Strong Organic and Logistics Growth
Q4 logistics (organic) revenue grew 35.3% year-over-year to $49.2M (prior-year $36.4M). Company cited organic growth of ~35% in Q4 overall, driving a strong quarterly performance and sustained volume into 2026.
Full-Year Results Beat Guidance
Full-year 2025 revenue of $197.1M and adjusted EBITDA of $14.1M both beat the high end of prior guidance ranges, supported by the strong Q4 performance.
Material Improvement in Profitability Metrics
Q4 gross profit increased 90% to $14.4M versus $7.6M prior-year; blended gross margin improved ~80 basis points to 21.6% from 20.8%. Logistics gross profit rose 39.5% to $10.6M with a ~70-basis-point improvement in logistics gross margin to 21.5%.
Adjusted EBITDA Recovery and Margin Expansion
Adjusted EBITDA increased to $7.0M in Q4 2025 (from $1.1M year-ago and $4.2M last quarter). Q4 adjusted EBITDA margin was 10.4%, and company raised 2026 adjusted EBITDA guidance to $29–$33M (from $28–$32M).

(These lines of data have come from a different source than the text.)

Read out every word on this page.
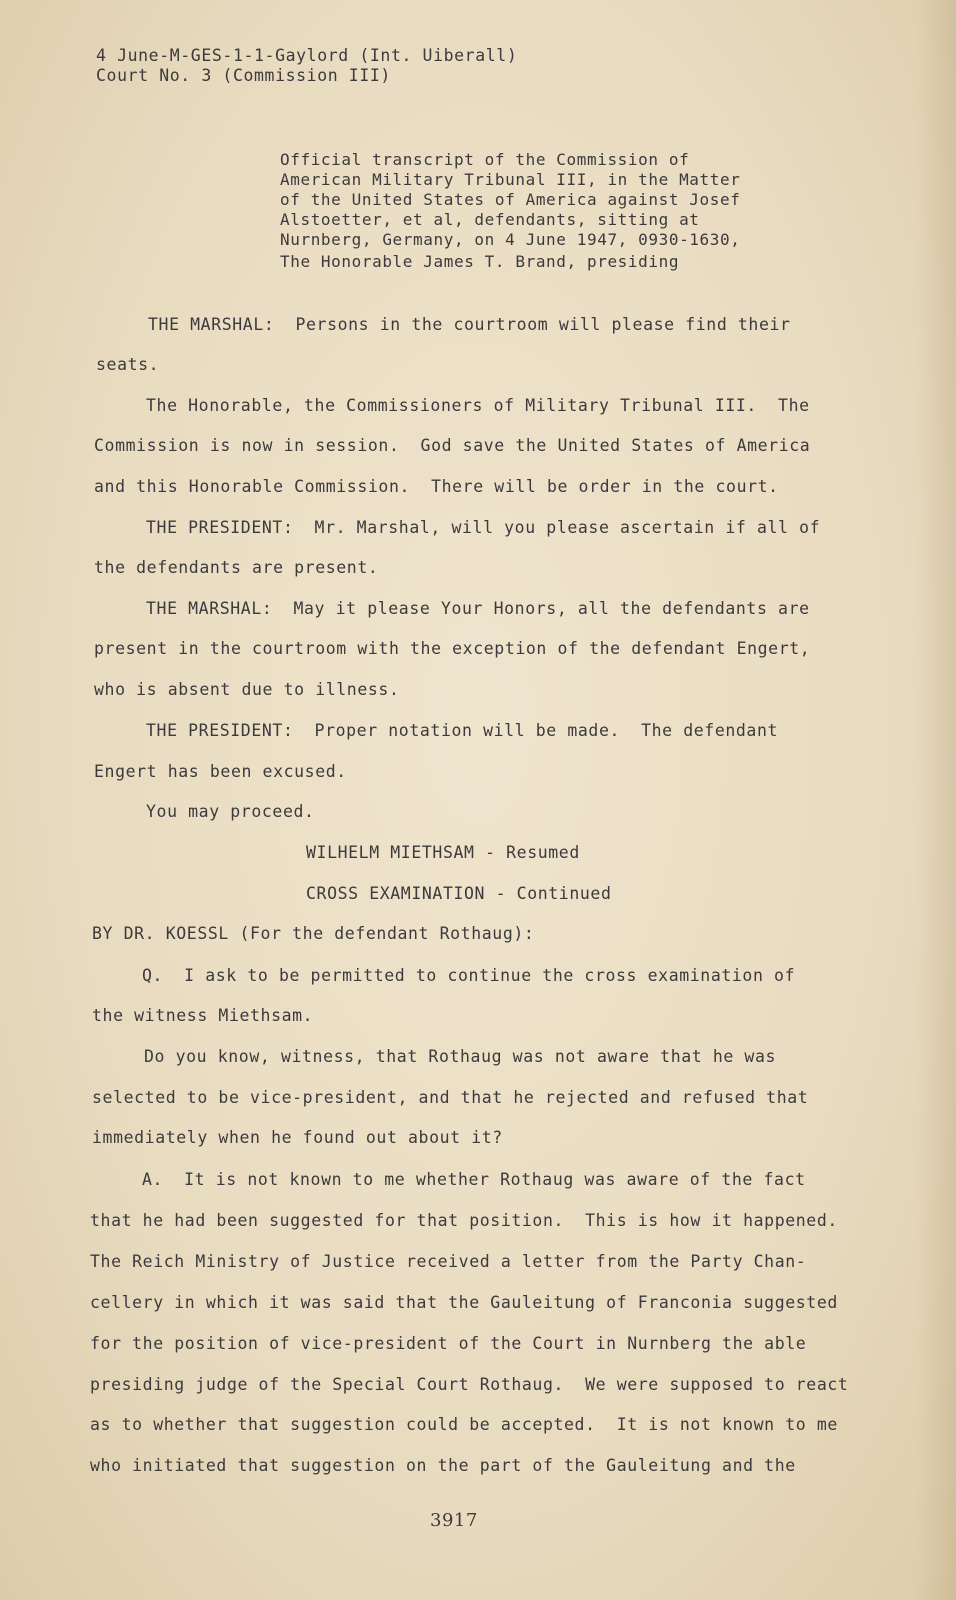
4 June-M-GES-1-1-Gaylord (Int. Uiberall)
Court No. 3 (Commission III)
Official transcript of the Commission of
American Military Tribunal III, in the Matter
of the United States of America against Josef
Alstoetter, et al, defendants, sitting at
Nurnberg, Germany, on 4 June 1947, 0930-1630,
The Honorable James T. Brand, presiding
THE MARSHAL:  Persons in the courtroom will please find their
seats.
The Honorable, the Commissioners of Military Tribunal III.  The
Commission is now in session.  God save the United States of America
and this Honorable Commission.  There will be order in the court.
THE PRESIDENT:  Mr. Marshal, will you please ascertain if all of
the defendants are present.
THE MARSHAL:  May it please Your Honors, all the defendants are
present in the courtroom with the exception of the defendant Engert,
who is absent due to illness.
THE PRESIDENT:  Proper notation will be made.  The defendant
Engert has been excused.
You may proceed.
WILHELM MIETHSAM - Resumed
CROSS EXAMINATION - Continued
BY DR. KOESSL (For the defendant Rothaug):
Q.  I ask to be permitted to continue the cross examination of
the witness Miethsam.
Do you know, witness, that Rothaug was not aware that he was
selected to be vice-president, and that he rejected and refused that
immediately when he found out about it?
A.  It is not known to me whether Rothaug was aware of the fact
that he had been suggested for that position.  This is how it happened.
The Reich Ministry of Justice received a letter from the Party Chan-
cellery in which it was said that the Gauleitung of Franconia suggested
for the position of vice-president of the Court in Nurnberg the able
presiding judge of the Special Court Rothaug.  We were supposed to react
as to whether that suggestion could be accepted.  It is not known to me
who initiated that suggestion on the part of the Gauleitung and the
3917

Upgraded 2026 Revenue Guidance and Strong Cash Position
2026 revenue guidance raised to $260–$275M (from $255–$270M). Company ended Q4 with no debt and approximately $61.0M of cash and short-term investments, and reiterated free cash flow before aircraft/engine purchases guidance of $15–$22M.
Successful Keystone Integration and Strategic M&A Platform
First full quarter post-Keystone close produced $17.6M of clinical revenue in Q4 (transplant clinical $7.8M; other clinical $9.8M). Management expects continued M&A to accelerate adjusted EBITDA growth at least 30% annually and closed a $30M asset-based credit facility (undrawn, expandable to $50M) to support acquisitions.
Regulatory Tailwinds and Service Differentiation
Proposed CMS/OPTN actions (incentives for DCD donors, continuous distribution momentum for lungs) align with the company's capabilities (NRP and DCD expertise). Approximately 20% of revenue is from OPOs; Tier 1 OPO customers represent 2.4x the revenue of Tier 3 OPOs. Recent decertification/absorption of an underperforming OPO directly led to new business.
Fleet Strategy Produces Business Benefits
Company maintains an asset-light model complemented by ~30 dedicated/owned aircraft. Owning a small portion of capacity unlocked new business, aided negotiations with third-party carriers, and management plans to add ~two owned aircraft in 2026 to support new geographies; one aircraft already acquired in Q1 and in conformity process.